Ведь одноклассница дурой не была; к дуре типа моей матери, вероятно, Дербаки в школе не приставали.
Для дружбы требуется нечто более важное, чем наличие предмета, который в моем детстве назывался то пиской, то пипиской, то ненормативным словом.
У меня не могло найтись ничего общего с массой своих одноклассников. Не только с полностью отмороженным Дербаком, но и с относительно нормальными ребятами.
Ведь я внутренне горел математикой, а их интересовали только спортивные игры, да патлатые трясуны с гитарами, из которых самыми приличными были «Битлы». А я даже у Ливерпульской четверки любил и принимал всего лишь три-четыре песни.
Моим другом в течение нескольких месяцев был Костя. Какое-то время мы составляли единое целое, поскольку у нас имелось объединяющее начало.
Но эта дружба сверкнула и пропала, второго Костю было искать бесполезно.
Тогда мне казалось, что без Кости я пропаду. Но теперь понимаю, что и с ним у нас бы долгой содержательной дружбы не получилось.
Ведь его либидо отличалось повышенным уровнем; с созреванием гормонов он не видел ничего, кроме женских тел, которыми хотел обладать, сначала умственно, потом физически, мучимый одновременно и желанием и презрением.
Его отношение к женщинам мне кажется потребительским, хотя оно сформировалось не по его воле.

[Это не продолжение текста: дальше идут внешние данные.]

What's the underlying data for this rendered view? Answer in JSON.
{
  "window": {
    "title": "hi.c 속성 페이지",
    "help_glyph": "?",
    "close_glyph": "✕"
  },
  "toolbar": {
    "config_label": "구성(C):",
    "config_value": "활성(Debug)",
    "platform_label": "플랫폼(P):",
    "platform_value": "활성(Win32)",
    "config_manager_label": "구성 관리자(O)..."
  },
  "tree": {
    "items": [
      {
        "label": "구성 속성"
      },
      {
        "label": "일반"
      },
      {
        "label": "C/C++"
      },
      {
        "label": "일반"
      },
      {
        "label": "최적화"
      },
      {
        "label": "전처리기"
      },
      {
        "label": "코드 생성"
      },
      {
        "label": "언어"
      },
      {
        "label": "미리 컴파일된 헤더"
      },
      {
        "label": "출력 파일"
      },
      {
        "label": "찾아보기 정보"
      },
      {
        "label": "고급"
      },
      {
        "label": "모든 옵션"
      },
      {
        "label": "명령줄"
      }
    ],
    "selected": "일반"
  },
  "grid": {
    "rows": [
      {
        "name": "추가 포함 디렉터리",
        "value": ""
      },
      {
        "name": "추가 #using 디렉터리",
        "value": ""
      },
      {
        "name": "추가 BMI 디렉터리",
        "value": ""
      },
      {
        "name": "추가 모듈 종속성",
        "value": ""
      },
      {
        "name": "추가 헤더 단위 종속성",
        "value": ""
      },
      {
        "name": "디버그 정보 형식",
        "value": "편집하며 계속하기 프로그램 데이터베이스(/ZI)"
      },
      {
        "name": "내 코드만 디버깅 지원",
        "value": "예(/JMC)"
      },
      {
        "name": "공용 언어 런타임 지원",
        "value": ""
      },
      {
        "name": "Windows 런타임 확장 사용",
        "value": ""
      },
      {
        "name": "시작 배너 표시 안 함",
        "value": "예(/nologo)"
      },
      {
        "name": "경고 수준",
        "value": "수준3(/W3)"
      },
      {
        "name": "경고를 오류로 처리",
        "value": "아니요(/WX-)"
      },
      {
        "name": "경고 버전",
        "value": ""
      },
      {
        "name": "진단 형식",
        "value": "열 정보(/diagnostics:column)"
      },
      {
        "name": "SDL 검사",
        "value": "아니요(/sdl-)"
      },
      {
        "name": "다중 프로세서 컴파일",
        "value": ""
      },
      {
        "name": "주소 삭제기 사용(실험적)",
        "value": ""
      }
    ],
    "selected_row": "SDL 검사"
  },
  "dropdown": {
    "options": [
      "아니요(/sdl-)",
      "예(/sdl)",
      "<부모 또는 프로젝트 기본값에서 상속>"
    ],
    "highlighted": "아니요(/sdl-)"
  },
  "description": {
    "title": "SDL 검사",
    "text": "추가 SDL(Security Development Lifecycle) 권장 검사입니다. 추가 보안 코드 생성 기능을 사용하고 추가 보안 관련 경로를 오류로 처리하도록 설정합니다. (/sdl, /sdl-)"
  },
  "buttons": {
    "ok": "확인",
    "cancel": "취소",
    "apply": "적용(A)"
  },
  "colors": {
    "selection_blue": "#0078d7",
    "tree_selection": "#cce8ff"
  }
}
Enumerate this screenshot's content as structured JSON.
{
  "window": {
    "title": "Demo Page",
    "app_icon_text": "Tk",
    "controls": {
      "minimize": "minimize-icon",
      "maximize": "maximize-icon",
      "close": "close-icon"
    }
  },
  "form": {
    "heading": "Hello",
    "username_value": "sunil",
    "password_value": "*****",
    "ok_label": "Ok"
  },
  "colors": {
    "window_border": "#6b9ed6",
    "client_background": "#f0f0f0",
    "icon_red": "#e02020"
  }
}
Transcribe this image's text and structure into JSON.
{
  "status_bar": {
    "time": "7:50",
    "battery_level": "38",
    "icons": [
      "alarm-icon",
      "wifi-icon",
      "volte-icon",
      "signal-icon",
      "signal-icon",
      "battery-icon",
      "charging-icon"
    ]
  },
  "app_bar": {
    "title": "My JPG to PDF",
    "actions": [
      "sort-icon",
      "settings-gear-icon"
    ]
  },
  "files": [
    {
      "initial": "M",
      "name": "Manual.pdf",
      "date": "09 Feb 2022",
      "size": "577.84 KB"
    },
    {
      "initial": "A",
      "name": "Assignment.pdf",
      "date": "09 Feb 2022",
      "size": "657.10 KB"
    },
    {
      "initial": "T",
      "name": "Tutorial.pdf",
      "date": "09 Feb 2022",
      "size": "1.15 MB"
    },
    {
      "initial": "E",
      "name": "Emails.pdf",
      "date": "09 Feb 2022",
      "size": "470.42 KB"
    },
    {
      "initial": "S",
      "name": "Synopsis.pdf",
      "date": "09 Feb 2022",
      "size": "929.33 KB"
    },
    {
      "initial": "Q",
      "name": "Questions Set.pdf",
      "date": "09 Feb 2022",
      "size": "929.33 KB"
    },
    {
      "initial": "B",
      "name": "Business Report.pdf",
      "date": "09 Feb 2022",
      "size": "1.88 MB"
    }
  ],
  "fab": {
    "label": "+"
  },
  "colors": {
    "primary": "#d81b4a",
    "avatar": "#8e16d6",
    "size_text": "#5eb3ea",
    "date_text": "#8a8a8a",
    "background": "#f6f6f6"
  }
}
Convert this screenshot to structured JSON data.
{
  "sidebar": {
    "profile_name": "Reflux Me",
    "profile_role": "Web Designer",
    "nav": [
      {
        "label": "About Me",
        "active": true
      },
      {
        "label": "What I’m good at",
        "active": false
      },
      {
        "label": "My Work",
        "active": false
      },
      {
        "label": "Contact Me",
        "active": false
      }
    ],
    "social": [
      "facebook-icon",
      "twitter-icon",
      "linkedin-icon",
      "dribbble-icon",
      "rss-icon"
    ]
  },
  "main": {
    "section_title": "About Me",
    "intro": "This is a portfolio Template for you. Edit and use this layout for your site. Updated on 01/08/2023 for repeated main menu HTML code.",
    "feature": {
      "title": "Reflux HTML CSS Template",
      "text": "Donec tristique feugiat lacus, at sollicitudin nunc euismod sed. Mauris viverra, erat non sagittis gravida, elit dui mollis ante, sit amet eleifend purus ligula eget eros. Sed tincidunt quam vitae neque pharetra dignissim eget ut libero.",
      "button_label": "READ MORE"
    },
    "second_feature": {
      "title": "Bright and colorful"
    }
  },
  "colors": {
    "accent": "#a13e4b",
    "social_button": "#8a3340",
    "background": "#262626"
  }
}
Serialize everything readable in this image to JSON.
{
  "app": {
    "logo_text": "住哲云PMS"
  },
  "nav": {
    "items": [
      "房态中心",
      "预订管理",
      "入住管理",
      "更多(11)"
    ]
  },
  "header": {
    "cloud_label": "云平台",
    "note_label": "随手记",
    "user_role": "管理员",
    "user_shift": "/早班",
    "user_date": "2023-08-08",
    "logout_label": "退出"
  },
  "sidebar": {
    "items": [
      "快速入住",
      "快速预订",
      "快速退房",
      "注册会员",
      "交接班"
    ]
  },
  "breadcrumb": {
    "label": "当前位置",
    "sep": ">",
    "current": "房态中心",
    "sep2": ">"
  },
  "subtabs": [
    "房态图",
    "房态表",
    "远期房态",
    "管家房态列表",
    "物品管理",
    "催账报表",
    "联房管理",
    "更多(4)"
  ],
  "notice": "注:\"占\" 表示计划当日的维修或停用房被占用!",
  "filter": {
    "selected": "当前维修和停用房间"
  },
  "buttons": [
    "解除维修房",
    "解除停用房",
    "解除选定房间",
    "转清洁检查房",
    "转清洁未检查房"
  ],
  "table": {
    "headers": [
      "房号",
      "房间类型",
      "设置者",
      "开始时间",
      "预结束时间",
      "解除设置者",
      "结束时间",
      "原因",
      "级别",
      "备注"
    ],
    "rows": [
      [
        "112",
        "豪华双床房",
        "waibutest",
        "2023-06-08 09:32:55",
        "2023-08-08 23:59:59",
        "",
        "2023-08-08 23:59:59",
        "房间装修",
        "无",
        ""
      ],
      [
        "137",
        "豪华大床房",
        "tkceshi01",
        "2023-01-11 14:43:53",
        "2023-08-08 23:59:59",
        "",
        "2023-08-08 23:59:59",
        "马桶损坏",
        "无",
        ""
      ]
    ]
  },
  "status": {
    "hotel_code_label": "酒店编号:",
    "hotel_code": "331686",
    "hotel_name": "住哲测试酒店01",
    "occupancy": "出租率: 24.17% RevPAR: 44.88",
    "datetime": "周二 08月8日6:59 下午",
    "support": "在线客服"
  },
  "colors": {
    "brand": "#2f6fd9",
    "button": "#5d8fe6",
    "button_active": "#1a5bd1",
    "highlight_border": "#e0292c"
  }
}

Во всяком случае, я полагаю, что ведер бы он Тане не таскал.
А я оказался обычным человеком, нормальным мальчишкой в простом смысле слова.
Женщины не стали для меня ни религией, ни проклятием.
По крайней мере, так кажется сейчас.
Испытав в соответствующем возрасте гормональный всплеск, я изучил себя, потом ударился в самонаслаждение, прошел фетишизм, фантазии, все прочие стадии.
Однако через некоторое время испробованное приелось.
Место имитированного секса заняла математика, подпитанная мыслями о будущем, которое придвинулось ближе.
Но гормоны никуда не ушли, они продолжали бурлить в моем существе, ведь я был здоров и полон сил.
Но теперь меня не тянуло работать над собой, запершись в душном туалете перед рисунком, изображающим Таню Авдеенко.
Хотелось почти того же самого, но подпитанного чем-то реальным и возвышенным.
И со мной произошло то, что случается с любым юным существом: я влюбился.
6
Любовь – на мой жесткий математический взгляд – прежде казалась мне столь примитивным явлением, что о ней было смешно говорить, а писать, так и вообще невозможно.
Силу любви по-настоящему я испытал в зрелом возрасте – когда я понял, что люблю свою жену до такой степени, что ради ее блага готов уничтожить все человечество. Но этому способствовали обстоятельства, которые ни с какой точки зрения нельзя назвать благоприятными.
Это я, возможно, еще вспомню, хотя все то слишком тяжело вспоминать.
Но и сейчас мне кажется, что любовь не имеет рационального зерна в своей основе.
Мальчишкой, разумеется я не задумывался о сути этого чувства.
По крайней мере, до определенного момента.
На уроках литературы я часто вспоминал Костины отчаянные слова о том, что принятое эпохами обожествление женщины есть страшная ложь. Высказав наболевшие мысли, мой друг одним движением растоптал само понятие платонической любви и заявил, что единственное право на существование имеет любовь плотская.